Edisto Beach, SC
If you ask us, South Carolina’s best-secluded beach is Edisto Beach, in the southeastern tip of Colleton County. The town of Edisto is cut off from the rest of the county by the Edisto River, and there is only one access road to the town, making it a secluded community of just over 400 people. Despite the small population, the Island is one of the most affluent communities in South Carolina. It is one of the few uncommercialized beaches on the South Carolina Coast. Edisto is a family oriented community, with “gently” conditioned beaches. The beaches are for the most part in their natural states and have little conditioning done to them, except to repair storm damage. The sunrises at Edisto Beach are worth the early rise and rival any sunrise on the Atlantic Coast.
Fishing on Edisto
Anytime hubby and I get a chance we head out to Edisto Island. We love the laid-back atmosphere and uncrowded beaches. Hubby’s first and foremost desire is to wet a hook from the shore. There is just something about sitting on a 5-gallon bucket and watching the waves come in and waiting for that rod to bend. It really doesn’t matter if he catches that monster fish or the smaller “catch and release” varieties. He is content to just be there, relaxing. However, he almost always catches sheepshead, black drum, and small sharks. Sheepshead are quite interesting as they have rows of teeth that look almost human. They are almost as scary as sharks to me and I wouldn’t want to have an encounter with a large one while in the water!
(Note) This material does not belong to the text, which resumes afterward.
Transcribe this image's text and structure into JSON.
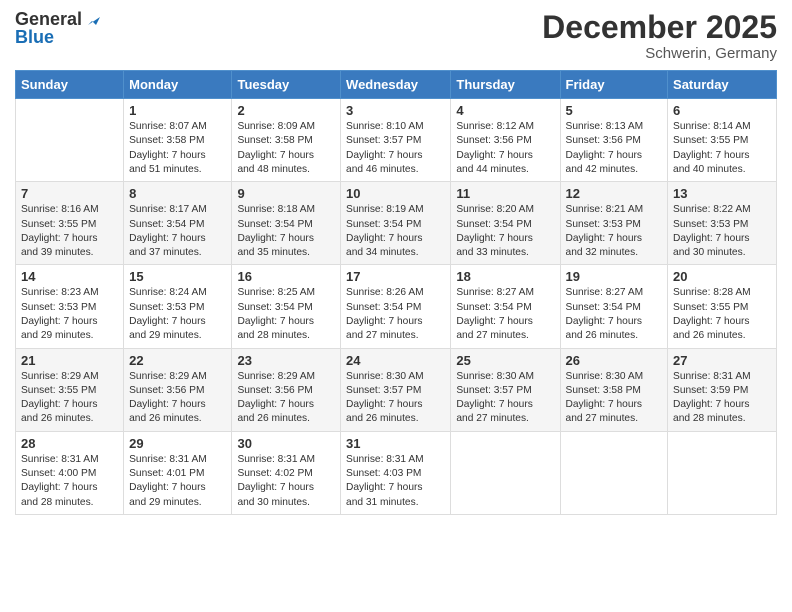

A shark caught at Edisto Beach
This is a Sheepshead Fish
The last time we visited Edisto, shore fishing was a little bit challenging. For reasons unknown to us, there were many Horseshoe Crabs along the shoreline and Hubby caught 14 or so accidentally. He released then back into the water and immediately would catch another. The Horseshoe Crabs look much like a prehistoric animal and have actually been traced back to the Dinosaur era. They have a hard shell, that looks sort of like a helmet, with a slender tail. They are a little intimidating but they don’t bite or pinch, and they say you should turn them over if you find one upside down so they can get back to the water.
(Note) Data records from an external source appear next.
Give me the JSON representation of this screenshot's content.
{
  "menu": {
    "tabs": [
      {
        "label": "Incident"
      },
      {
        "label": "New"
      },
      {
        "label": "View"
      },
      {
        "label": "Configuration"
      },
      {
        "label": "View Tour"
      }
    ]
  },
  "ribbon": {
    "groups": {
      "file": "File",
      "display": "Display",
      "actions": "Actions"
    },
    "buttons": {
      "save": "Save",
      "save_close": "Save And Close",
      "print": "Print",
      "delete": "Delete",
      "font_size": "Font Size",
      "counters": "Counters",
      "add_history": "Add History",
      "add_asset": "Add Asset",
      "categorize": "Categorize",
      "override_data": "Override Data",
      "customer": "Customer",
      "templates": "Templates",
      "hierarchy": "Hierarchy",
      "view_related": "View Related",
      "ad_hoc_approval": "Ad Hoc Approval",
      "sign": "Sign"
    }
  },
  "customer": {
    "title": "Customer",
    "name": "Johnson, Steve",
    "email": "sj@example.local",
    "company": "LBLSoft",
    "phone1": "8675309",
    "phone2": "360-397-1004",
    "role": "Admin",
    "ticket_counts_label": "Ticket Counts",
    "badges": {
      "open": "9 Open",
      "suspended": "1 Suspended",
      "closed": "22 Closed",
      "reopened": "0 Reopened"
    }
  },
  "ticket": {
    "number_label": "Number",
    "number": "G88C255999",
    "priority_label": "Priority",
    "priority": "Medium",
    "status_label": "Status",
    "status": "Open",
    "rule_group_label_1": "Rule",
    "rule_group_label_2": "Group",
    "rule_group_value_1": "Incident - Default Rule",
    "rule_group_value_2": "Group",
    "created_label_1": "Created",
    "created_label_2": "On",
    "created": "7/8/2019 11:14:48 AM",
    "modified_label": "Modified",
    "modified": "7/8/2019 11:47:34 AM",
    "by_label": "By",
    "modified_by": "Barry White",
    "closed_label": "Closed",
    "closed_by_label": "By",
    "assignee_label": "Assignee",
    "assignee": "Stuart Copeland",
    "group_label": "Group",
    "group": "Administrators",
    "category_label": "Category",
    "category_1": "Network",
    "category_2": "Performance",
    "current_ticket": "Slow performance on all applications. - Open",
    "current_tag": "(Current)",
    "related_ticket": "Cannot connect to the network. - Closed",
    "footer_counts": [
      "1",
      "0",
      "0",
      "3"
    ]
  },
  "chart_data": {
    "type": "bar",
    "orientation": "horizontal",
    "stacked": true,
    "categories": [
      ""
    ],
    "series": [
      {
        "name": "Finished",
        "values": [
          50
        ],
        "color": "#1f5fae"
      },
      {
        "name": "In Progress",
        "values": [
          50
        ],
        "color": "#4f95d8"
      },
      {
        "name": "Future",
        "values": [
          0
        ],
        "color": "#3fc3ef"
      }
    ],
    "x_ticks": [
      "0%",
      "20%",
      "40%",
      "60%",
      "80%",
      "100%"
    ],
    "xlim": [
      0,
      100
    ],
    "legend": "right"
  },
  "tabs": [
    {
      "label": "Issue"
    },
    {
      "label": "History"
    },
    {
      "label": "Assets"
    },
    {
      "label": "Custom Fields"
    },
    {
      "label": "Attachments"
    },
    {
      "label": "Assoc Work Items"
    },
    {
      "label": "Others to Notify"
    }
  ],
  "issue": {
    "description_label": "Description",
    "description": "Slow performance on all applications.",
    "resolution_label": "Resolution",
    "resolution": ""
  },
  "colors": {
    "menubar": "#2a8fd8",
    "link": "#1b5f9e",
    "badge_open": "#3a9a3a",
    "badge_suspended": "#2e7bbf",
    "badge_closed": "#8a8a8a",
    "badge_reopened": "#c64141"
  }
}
Other catches have included rays. We have seen several people catch rays, and hubby has caught small ones. I am always nervous when I see someone catching a ray. I remember the Crocodile Hunter, Steve Irwin, was killed by a ray. They called it a freak accident, but I have a great respect for those creatures, and I give them all the space they need!
Shelling on Edisto
Beachcombing is my favorite activity at Edisto. The beaches are not crowded or plowed and raked like other touristy beaches. The sand is a light brown and soft and many treasures lie in the shell wracks near the water’s edge. I always find interesting shells at Edisto and I always have a plan for a special craft for my beach treasures. You can see some of them here!
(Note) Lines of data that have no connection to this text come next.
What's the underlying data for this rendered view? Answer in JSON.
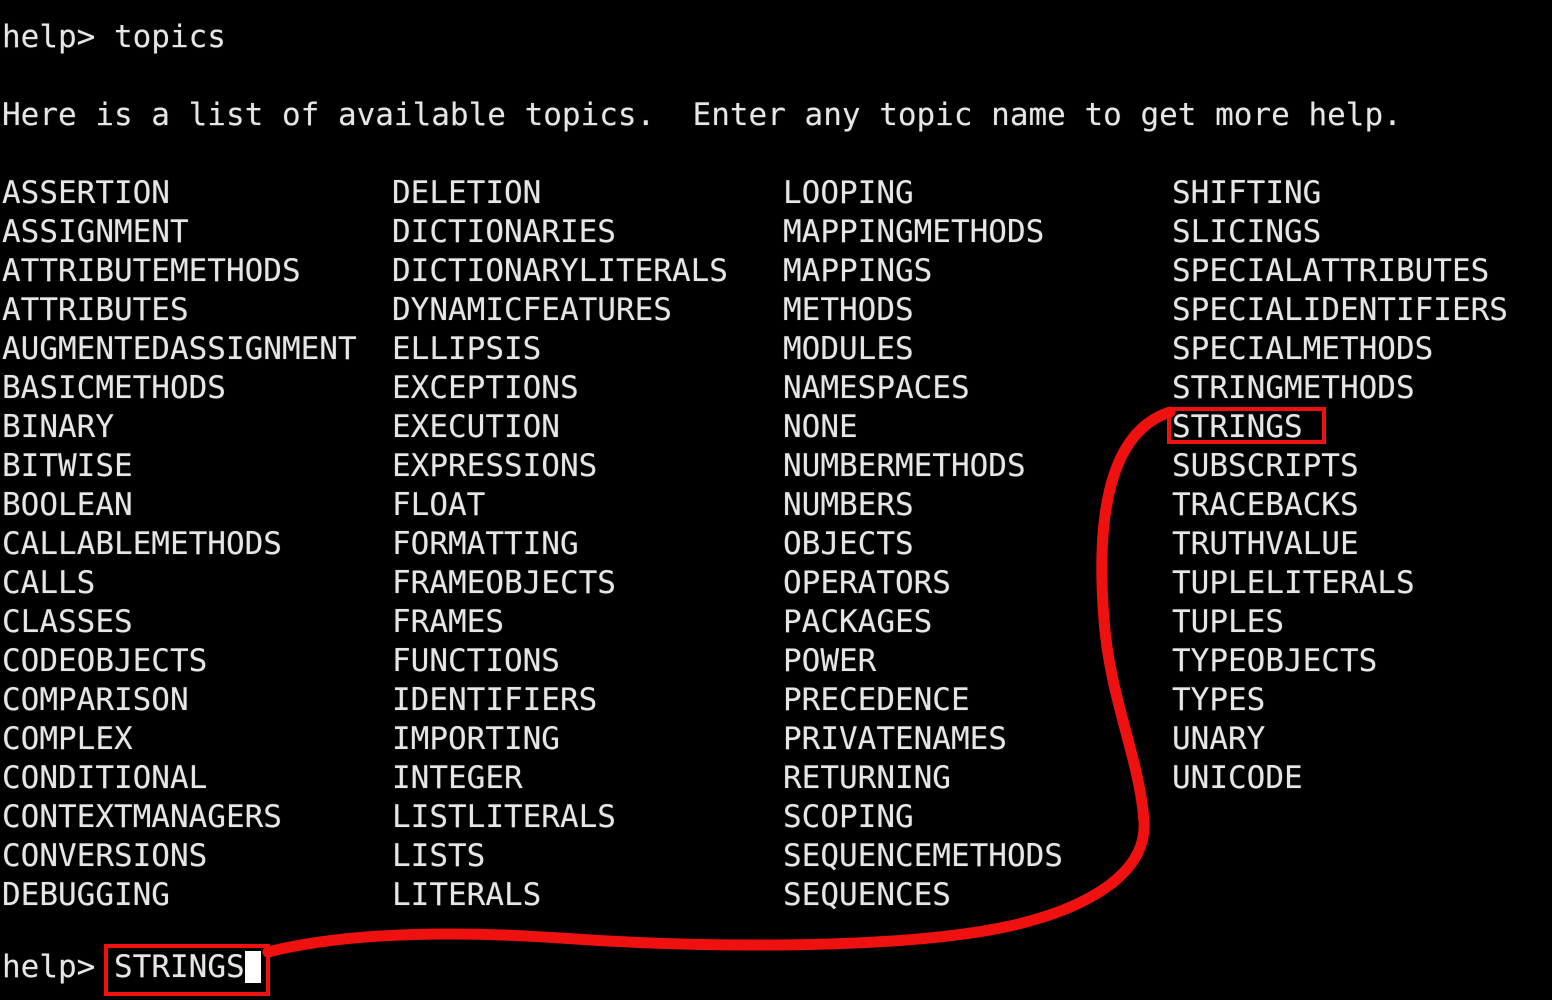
{
  "terminal": {
    "background_color": "#000000",
    "text_color": "#e6e6e6",
    "annotation_color": "#ef1010",
    "prompt_top": "help> topics",
    "intro_text": "Here is a list of available topics.  Enter any topic name to get more help.",
    "prompt_bottom_label": "help>",
    "entered_command": "STRINGS"
  },
  "topics": {
    "columns": [
      [
        "ASSERTION",
        "ASSIGNMENT",
        "ATTRIBUTEMETHODS",
        "ATTRIBUTES",
        "AUGMENTEDASSIGNMENT",
        "BASICMETHODS",
        "BINARY",
        "BITWISE",
        "BOOLEAN",
        "CALLABLEMETHODS",
        "CALLS",
        "CLASSES",
        "CODEOBJECTS",
        "COMPARISON",
        "COMPLEX",
        "CONDITIONAL",
        "CONTEXTMANAGERS",
        "CONVERSIONS",
        "DEBUGGING"
      ],
      [
        "DELETION",
        "DICTIONARIES",
        "DICTIONARYLITERALS",
        "DYNAMICFEATURES",
        "ELLIPSIS",
        "EXCEPTIONS",
        "EXECUTION",
        "EXPRESSIONS",
        "FLOAT",
        "FORMATTING",
        "FRAMEOBJECTS",
        "FRAMES",
        "FUNCTIONS",
        "IDENTIFIERS",
        "IMPORTING",
        "INTEGER",
        "LISTLITERALS",
        "LISTS",
        "LITERALS"
      ],
      [
        "LOOPING",
        "MAPPINGMETHODS",
        "MAPPINGS",
        "METHODS",
        "MODULES",
        "NAMESPACES",
        "NONE",
        "NUMBERMETHODS",
        "NUMBERS",
        "OBJECTS",
        "OPERATORS",
        "PACKAGES",
        "POWER",
        "PRECEDENCE",
        "PRIVATENAMES",
        "RETURNING",
        "SCOPING",
        "SEQUENCEMETHODS",
        "SEQUENCES"
      ],
      [
        "SHIFTING",
        "SLICINGS",
        "SPECIALATTRIBUTES",
        "SPECIALIDENTIFIERS",
        "SPECIALMETHODS",
        "STRINGMETHODS",
        "STRINGS",
        "SUBSCRIPTS",
        "TRACEBACKS",
        "TRUTHVALUE",
        "TUPLELITERALS",
        "TUPLES",
        "TYPEOBJECTS",
        "TYPES",
        "UNARY",
        "UNICODE"
      ]
    ]
  },
  "annotations": {
    "highlighted_topic": "STRINGS",
    "highlighted_input": "STRINGS",
    "arrow_description": "red curve linking the typed STRINGS command to the STRINGS entry in the topic list"
  }
}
There is a boat trip you can take out to Shell Island that is an amazing adventure. Shell Island is a little barrier island just to the east of Edisto and is accessible only by boat. I have had the pleasure of taking that trip with my sister-in-law and nieces, that were visiting us a few years back when we were working in Charleston. We found many sand dollars, conchs, and welks at Shell Island and enjoyed the boat ride through the marsh. The captain of the boat even let my little niece steer the boat for a minute. It was a great adventure for us all.
Earthing at Edisto
When I have picked up all the shells I can carry, I spread out my beach mat and lay on the warm sand. There is nothing so healing as being at the beach, listening to the ocean crashing on the shore. It’s not only the sound of the waves that bring a calming to my spirit but the actual warmth of the sand on my feet. I love the energy that I feel from walking on the beach. They say there is a scientific reason that people feel so good after a beach vacation, its called earthing. Soon I will share a post about that theory.
Places to eat at Edisto
One of our favorite places to eat is Dockside Restaurant & Bar on the Big Bay Creek side of the island. Dockside is the oldest waterfront bar and grill in Edisto. You can dine in or outside on a deck over the water. We always choose the outside deck so we can watch the shrimp boats coming and going. If you watch closely you almost always see dolphins in the canal playing near the fishing boats. The food is great there, often caught and served the same day, and the prices are very reasonable.
On the east end of the island, there is another a nice place to eat, Finn’s Island Grill. Finn’s is on the Atlantic side of the Island and is built over the beach with a pier that goes out over the water. We have eaten there several times and loved it. They also have a souvenir shop adjacent to the restaurant.
Edisto Beach State Park
At the east end of the island is Edisto Beach State Park. We have never camped there, but it’s a very nice campground and its right on the beach. Several times that we have been there, the conservation people were there marking sea turtle nests.
Sadly, hurricane Irma and a tornado from the storm wreaked havoc at the Park and it’s shut down for the rest of 2017. The island beaches suffered some damage as well, but much less than what was expected. Edisto is a close-knit community and is busy even now cleaning the sand from the streets, and debris from the storm surge. Edisto will make a comeback, they always do. We are praying for Edisto’s recovery from Hurrican Irma.